The latest title by executive coach and podcast host Stever Robbins is not intended for workaholics cursed with the tendency to condemn themselves to a soulless life.
"The book will be useful only if you get to enjoy the fruits of your own efforts," writes Robbins in Get-it-Done Guy's 9 Steps to Work Less and Do More. "If you get better at what you do and then overload yourself, you're no better off... Spend your newfound free time doing things that are fun, meaningful and life-enriching."
Drawing from years of experience in the coaching business, Robbins, a Massachusetts Institute of Technology and Harvard University graduate, is also an entrepreneur and a member of nine business startups, offers a repository of tips, tools and techniques to help readers reclaim their lives, step-by-step.
First, identify your goals and dreams - otherwise what is there to work less and do more for? Countless books have been published claiming to give pointers on how to find our passion in life, but few have put forward an approach as effective as Robbins'. Try one of his suggestions: "Grab your paper and write down 20 answers to the question of [what would have been a better life for you]... Once you have your list, close your eyes and put your finger down at random. Open your eyes.
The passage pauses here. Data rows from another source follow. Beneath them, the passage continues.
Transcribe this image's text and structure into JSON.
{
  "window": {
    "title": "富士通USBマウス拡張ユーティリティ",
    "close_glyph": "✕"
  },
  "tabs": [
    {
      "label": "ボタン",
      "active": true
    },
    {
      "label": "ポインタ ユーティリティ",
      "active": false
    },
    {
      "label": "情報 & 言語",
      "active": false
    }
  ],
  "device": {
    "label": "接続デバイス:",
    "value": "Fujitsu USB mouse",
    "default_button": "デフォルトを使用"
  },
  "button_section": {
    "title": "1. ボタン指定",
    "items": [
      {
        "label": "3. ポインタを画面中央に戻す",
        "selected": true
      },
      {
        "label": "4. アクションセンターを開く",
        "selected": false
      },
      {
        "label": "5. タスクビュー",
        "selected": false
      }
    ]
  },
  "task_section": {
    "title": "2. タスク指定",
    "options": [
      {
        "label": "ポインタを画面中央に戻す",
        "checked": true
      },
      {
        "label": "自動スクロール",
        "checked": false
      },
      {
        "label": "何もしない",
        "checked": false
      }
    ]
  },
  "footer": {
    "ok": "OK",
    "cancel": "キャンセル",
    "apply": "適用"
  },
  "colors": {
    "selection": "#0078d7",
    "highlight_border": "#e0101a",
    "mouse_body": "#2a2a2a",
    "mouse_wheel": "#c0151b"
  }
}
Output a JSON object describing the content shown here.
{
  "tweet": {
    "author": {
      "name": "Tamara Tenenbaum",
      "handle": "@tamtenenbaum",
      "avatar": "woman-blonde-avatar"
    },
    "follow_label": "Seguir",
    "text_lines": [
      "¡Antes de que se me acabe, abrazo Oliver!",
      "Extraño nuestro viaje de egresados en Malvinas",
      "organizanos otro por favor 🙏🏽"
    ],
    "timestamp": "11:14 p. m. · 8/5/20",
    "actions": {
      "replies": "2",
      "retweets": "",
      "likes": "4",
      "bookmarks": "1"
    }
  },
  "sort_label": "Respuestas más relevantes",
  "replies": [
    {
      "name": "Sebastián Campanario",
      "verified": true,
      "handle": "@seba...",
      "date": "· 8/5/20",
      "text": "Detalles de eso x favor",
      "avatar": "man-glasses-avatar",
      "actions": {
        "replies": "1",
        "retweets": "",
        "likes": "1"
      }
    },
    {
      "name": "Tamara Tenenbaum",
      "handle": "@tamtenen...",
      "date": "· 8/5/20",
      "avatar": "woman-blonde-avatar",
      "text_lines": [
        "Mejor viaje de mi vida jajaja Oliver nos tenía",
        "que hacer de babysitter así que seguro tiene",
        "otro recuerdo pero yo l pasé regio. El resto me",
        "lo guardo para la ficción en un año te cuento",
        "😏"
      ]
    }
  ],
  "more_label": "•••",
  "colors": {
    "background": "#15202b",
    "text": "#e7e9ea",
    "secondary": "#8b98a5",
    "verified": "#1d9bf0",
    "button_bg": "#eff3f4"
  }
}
Congratulations - whatever is under your finger is your life purpose."
Now, this may sound ludicrous. What if you don't like it or aren't sure if it is the one? "[Cross] it off the list," Robbins says. "Close your eyes and try again. Keep going until you've found your dream." Eliminating the less important wants and desires until one or two remain provides a simple (and relatively quick) way to help us recognise what we want in life.
Much of the book is devoted to expounding on the various strategies to focus on our tasks. These range from how to beat distraction by learning to say no and grouping related tasks into their own time block, and building relationships to get things done faster, to stop wasting time by drawing up a list that differentiates the types of work that we would like to perfect and ones that we accept as "good enough".
Debunking the myth of multitasking, Robbins says we lose up to 40 per cent of our productivity every time we switch tasks because it takes time for our mind to reorient. So the next time you are working on a presentation, keep writing until you finish creating the piece. Fix the typos and the sentence fragments, and insert the animation and nudges later. Moving forward will let you get into a rhythm of writing and allow your mind to follow your ideas all the way to the end.
With a wealth of wisdom and a sense of humour, the book is a light but useful read for young job-seekers and executives who want to become the masters of their own lives.